5軸加工はコスト面では投資が必要ですが、アンダーカット形状を含む複雑な部品の加工時間短縮や品質向上により、長期的にはコスト削減につながる場合も多いです。
アンダーカット設計のための最適化と問題解決法
アンダーカットは加工が難しいため、設計段階から考慮することが重要です。

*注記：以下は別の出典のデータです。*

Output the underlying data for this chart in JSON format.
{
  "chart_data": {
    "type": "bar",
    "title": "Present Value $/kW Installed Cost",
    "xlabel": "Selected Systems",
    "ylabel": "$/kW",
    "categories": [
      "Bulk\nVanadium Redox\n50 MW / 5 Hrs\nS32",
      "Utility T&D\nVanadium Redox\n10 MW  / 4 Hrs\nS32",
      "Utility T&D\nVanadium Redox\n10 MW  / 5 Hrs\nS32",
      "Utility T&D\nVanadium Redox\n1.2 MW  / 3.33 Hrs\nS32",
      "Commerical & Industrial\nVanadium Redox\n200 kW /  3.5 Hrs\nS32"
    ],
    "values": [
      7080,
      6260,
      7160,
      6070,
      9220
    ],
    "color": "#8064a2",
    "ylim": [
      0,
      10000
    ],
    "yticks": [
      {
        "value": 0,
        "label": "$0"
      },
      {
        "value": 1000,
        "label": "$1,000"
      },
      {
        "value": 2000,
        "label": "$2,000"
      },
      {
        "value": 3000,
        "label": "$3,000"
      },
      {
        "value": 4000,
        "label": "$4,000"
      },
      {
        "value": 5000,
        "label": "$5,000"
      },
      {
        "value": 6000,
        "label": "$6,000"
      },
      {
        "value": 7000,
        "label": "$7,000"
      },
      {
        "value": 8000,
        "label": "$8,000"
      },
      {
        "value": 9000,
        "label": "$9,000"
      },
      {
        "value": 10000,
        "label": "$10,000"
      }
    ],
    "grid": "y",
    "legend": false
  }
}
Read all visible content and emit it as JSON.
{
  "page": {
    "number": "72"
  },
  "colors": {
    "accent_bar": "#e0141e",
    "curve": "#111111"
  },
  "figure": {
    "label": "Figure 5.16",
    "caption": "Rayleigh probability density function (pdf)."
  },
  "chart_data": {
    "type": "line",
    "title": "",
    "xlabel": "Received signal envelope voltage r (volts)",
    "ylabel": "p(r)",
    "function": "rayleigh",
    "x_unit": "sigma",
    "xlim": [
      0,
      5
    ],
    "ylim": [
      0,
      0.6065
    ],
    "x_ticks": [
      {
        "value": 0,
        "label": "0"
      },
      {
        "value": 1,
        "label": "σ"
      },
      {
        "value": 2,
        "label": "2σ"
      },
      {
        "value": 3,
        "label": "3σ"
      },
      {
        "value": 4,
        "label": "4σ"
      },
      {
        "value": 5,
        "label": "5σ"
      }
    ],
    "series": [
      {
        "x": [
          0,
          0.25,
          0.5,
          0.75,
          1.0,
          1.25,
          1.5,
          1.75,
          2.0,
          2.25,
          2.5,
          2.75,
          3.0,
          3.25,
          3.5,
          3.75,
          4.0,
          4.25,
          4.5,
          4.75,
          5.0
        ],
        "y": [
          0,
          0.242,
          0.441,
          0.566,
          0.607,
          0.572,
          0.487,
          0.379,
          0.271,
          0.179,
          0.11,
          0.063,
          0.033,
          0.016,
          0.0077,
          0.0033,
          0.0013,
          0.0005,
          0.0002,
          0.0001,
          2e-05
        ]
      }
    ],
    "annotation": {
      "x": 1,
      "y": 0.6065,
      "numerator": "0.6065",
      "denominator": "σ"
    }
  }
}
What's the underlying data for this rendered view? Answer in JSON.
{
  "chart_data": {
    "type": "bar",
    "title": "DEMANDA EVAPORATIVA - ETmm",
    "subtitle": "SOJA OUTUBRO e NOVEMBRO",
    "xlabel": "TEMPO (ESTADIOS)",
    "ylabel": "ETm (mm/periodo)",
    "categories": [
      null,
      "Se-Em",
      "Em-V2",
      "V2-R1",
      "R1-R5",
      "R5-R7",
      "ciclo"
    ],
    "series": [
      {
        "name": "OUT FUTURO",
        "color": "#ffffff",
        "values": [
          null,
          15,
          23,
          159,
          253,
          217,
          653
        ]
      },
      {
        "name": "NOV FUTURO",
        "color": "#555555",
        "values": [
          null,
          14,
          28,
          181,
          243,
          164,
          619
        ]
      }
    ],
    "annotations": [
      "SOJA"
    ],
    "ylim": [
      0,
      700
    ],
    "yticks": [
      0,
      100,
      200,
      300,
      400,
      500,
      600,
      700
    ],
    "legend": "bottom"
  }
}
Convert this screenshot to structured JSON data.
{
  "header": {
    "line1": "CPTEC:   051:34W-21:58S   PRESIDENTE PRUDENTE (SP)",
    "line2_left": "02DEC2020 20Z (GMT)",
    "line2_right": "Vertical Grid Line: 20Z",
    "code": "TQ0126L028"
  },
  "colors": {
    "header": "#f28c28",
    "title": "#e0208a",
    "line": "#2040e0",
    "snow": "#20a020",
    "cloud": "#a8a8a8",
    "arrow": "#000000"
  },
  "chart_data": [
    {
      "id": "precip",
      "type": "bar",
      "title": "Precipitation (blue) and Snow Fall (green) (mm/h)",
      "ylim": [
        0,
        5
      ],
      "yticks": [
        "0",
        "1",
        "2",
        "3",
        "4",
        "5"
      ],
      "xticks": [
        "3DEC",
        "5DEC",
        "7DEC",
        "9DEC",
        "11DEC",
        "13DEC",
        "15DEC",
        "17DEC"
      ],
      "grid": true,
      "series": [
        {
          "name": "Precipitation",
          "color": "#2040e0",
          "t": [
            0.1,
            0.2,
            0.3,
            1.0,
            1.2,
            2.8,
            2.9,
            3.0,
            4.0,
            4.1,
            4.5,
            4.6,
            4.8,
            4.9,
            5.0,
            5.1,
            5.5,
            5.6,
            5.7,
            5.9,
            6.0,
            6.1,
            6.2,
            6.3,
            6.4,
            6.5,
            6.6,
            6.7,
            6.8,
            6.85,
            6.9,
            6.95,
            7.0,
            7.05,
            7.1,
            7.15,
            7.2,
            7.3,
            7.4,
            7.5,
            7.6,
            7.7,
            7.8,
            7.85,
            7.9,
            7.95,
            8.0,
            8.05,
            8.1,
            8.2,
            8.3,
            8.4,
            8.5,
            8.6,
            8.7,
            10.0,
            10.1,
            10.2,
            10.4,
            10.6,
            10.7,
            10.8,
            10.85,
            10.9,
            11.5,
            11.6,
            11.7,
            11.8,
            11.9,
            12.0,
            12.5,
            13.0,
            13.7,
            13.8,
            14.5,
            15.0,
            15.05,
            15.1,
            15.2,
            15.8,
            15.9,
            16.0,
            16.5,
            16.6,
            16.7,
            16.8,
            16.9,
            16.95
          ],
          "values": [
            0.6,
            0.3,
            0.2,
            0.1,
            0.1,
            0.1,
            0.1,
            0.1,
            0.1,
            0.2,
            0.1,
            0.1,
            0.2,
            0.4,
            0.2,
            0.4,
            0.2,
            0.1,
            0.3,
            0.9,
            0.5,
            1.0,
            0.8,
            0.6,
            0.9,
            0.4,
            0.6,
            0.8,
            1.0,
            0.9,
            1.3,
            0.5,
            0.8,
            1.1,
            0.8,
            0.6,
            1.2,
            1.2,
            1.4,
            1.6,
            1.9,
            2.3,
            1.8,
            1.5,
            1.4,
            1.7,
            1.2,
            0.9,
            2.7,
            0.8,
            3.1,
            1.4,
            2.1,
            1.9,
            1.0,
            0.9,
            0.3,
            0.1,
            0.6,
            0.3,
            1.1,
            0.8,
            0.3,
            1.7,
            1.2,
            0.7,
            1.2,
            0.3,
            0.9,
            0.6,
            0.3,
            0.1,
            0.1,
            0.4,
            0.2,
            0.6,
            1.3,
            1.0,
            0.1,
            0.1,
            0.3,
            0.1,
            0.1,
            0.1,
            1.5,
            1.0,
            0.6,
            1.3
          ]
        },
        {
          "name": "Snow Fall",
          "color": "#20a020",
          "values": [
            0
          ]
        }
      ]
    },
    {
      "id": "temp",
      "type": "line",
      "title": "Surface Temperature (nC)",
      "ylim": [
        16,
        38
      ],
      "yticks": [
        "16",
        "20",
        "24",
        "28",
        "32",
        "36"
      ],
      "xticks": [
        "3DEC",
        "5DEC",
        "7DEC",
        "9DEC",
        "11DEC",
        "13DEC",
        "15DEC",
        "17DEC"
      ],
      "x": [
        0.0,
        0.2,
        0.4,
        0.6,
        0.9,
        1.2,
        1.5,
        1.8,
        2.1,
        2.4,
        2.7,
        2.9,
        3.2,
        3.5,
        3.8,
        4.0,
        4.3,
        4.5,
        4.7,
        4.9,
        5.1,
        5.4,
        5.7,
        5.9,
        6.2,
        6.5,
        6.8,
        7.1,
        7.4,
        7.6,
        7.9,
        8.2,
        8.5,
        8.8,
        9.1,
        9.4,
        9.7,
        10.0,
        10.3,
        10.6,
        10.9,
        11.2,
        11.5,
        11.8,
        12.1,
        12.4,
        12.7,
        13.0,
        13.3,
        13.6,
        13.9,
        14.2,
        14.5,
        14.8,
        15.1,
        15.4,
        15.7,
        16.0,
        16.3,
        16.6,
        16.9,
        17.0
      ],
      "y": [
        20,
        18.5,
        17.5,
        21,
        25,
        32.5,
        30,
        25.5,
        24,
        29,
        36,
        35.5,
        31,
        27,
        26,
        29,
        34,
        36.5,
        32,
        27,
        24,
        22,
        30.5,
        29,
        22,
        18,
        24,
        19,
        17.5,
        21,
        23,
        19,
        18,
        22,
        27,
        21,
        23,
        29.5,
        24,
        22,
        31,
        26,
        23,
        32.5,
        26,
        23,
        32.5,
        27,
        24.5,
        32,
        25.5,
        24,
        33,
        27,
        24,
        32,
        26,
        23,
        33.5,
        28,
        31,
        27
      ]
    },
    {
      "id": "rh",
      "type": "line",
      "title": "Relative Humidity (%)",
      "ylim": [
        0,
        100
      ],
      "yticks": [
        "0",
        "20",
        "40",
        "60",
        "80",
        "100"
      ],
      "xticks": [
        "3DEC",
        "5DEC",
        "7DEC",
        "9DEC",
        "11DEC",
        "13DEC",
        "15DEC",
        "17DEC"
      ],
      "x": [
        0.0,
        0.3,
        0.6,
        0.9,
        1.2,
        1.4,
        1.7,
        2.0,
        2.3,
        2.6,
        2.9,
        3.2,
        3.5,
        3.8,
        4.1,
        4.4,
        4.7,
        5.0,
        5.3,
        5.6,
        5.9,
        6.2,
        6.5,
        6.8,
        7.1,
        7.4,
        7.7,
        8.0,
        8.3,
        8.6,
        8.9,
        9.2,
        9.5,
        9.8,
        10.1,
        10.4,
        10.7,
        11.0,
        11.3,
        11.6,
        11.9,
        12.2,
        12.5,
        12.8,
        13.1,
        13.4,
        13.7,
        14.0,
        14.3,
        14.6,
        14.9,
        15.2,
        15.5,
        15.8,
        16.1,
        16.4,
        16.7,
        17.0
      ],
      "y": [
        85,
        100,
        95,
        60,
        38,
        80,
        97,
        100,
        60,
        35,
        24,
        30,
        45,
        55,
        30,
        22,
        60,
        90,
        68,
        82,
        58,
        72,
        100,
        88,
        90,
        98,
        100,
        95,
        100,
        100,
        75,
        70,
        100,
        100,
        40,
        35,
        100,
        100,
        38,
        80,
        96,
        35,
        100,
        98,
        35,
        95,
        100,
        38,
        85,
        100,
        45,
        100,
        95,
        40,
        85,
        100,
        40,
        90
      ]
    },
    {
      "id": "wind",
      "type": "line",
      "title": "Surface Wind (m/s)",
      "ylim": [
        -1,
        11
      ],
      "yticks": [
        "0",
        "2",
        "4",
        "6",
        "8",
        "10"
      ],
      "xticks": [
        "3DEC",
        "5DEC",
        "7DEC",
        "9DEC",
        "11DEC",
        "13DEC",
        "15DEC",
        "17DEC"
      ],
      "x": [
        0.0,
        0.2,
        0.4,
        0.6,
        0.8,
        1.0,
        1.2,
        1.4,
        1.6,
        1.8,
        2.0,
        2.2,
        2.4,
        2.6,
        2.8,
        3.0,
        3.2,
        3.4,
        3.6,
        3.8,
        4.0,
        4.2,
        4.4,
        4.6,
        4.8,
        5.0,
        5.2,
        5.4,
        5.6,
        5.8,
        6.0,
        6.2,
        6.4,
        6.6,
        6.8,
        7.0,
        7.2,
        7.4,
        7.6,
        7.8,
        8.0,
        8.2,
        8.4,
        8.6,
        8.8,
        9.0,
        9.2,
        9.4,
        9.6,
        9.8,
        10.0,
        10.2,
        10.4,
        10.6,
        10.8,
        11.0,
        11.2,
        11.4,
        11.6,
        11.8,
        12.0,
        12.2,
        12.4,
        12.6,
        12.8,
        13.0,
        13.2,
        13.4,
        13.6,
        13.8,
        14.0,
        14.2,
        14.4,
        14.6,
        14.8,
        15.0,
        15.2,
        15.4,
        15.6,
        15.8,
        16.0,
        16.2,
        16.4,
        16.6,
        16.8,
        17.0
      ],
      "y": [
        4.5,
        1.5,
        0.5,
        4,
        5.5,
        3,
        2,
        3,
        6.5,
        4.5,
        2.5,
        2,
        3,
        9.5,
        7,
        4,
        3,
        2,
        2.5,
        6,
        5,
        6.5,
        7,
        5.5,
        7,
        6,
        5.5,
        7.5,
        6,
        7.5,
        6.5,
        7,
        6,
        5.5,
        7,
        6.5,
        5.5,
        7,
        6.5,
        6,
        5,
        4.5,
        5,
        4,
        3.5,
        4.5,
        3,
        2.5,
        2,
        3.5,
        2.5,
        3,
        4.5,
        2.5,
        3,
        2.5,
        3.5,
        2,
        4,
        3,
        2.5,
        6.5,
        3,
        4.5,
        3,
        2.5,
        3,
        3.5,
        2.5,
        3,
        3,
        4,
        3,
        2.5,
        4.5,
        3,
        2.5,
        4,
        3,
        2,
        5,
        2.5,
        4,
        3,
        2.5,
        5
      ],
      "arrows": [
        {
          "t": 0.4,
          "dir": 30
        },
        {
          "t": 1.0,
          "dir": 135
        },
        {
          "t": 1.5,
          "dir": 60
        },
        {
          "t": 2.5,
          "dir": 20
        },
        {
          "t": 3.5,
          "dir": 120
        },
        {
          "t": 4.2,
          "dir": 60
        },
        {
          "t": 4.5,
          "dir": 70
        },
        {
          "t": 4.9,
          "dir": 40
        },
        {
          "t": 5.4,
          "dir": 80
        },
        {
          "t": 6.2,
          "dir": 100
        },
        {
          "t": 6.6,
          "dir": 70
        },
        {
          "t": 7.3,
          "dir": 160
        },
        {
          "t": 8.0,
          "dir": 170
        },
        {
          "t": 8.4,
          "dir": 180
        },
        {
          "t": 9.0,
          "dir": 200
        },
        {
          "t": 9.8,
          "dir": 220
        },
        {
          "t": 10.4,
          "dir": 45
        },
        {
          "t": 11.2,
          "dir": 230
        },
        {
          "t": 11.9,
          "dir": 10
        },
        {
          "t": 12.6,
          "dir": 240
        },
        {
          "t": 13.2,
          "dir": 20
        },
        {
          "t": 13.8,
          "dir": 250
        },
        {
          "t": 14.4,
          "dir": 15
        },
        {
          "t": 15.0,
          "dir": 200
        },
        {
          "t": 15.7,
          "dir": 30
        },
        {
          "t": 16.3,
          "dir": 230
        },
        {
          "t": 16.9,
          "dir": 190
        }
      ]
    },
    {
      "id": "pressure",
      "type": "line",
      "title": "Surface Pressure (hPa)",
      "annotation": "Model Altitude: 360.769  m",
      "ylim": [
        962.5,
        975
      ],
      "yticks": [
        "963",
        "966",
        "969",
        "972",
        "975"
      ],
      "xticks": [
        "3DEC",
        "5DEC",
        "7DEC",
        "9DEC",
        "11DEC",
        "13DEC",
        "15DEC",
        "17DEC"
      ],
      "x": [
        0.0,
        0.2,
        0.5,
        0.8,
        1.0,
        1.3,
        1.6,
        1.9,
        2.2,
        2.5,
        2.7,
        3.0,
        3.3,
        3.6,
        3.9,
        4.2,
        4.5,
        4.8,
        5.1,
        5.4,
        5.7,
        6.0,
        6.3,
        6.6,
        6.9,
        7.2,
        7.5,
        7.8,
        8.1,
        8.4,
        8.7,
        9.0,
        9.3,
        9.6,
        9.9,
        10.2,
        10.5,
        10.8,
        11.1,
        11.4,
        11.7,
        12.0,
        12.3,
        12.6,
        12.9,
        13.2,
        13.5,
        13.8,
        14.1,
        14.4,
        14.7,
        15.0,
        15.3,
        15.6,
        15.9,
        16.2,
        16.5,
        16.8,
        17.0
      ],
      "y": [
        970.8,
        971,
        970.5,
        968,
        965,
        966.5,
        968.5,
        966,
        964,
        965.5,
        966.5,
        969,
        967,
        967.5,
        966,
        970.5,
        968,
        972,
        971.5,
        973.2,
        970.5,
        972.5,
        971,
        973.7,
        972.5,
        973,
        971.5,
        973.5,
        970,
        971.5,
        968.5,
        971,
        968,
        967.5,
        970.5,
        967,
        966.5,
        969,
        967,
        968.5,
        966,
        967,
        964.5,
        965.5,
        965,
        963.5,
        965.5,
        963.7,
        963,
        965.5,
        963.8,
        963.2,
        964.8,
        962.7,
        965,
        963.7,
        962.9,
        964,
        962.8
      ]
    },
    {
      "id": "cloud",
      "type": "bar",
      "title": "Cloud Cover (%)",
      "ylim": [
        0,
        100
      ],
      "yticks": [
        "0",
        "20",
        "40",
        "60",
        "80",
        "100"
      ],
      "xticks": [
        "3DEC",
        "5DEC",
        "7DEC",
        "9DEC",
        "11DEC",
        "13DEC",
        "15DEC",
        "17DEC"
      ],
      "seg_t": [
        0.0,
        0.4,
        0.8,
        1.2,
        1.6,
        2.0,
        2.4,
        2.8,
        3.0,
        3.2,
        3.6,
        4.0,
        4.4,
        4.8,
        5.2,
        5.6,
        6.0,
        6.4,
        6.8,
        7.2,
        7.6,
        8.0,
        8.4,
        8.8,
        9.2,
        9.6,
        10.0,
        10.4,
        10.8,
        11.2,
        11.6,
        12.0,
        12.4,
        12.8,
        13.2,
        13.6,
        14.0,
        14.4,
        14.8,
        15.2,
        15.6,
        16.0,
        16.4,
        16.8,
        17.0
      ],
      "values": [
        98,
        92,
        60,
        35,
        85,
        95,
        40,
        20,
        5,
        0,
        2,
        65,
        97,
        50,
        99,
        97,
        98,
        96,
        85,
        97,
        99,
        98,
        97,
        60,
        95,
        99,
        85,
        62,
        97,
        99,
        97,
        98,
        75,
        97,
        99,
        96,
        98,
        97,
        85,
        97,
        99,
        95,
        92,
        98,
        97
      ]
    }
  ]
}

ここでは、アンダーカット形状の設計最適化と問題解決法について解説します。
設計段階での対策:
- 可能な限りアンダーカットを排除する。
- 設計の複雑さと製造コストを削減できる
- 同じ機能を別の設計方法で実現できないか検討
- 標準工具での加工を優先的に考える
- アンダーカットの深さを最小限に抑える。
- 深すぎるアンダーカットは工具の安定性を損なう
- 一般的な目安として、アンダーカットの深さは工具径の5倍以下に抑える
- 浅いアンダーカットほど加工精度が向上し、工具寿命も延びる
- アクセス空間の確保。
- アンダーカット形状の近くに工具アクセス用の空間を設ける
- アンダーカット深さの4倍の主な幅を維持することで、工具の十分なクリアランスを確保
アンダーカットを含む設計の代替案:
以下は、アンダーカットを避けつつ、同様の機能を実現するための代替設計アプローチです。
- 部品分割アプローチ。
- 複雑なアンダーカット形状を持つ部品を複数のパーツに分割
- それぞれを個別に加工し、後で組み立てる
- ボルト締結や溶接による結合が可能
- 貫通形状への変更。
- 止まり穴の代わりに貫通穴を使用
- 外側からエンドミルで削ることが可能になる
- 必要に応じて蓋やプラグで閉じることも可能
- 円弧状形状への変更。
- 直角コーナーを持つポケットを円弧状に変更
- サイドカッターなどの標準工具で加工可能になる
- 機能性を損なわない範囲での形状修正が有効
- アクセス穴の追加。
- アンダーカット形状を加工する際に邪魔になる壁に、工具を通すための穴を設ける
- エンドミルを通す穴は、ポケット形状よりも一回り大きくすると良い
- L/D比(長さと直径の比)に注意し、適切な隅アールを設計
避けられないアンダーカットへの対応策:
やむを得ずアンダーカットを設計に含める場合の対処法。
- 放電加工(EDM)の活用。
- 複雑なアンダーカット形状に対して有効
- 電極を使って材料を除去するため、機械的なアクセス制限がない
- ただし、電極製作と放電加工の2工程が必要でコストがかさむ
- 特殊工具の活用。
- スロットカッター、ロリポップカッター、T溝カッターなど
- アンダーカットの形状に応じた適切な工具選択が重要
- 既存工具の在庫確認や調達リードタイムを考慮
- 多軸加工の活用。
- 4軸または5軸加工機を使用して複雑なアンダーカットに対応
- 単一セットアップで複数方向からのアクセスが可能
- プログラミングと設備の投資が必要
- 3Dプリンティングの検討。
- 複雑なアンダーカット形状を一体成形できる
- 試作や少量生産に適している
- 材料選択肢や精度に制限があることを考慮
アンダーカット形状の設計では、製造方法と設計意図のバランスを取ることが重要です。加工のしやすさと製品機能のトレードオフを常に意識し、最適な解決策を見つけることが、コスト効率と品質向上につながります。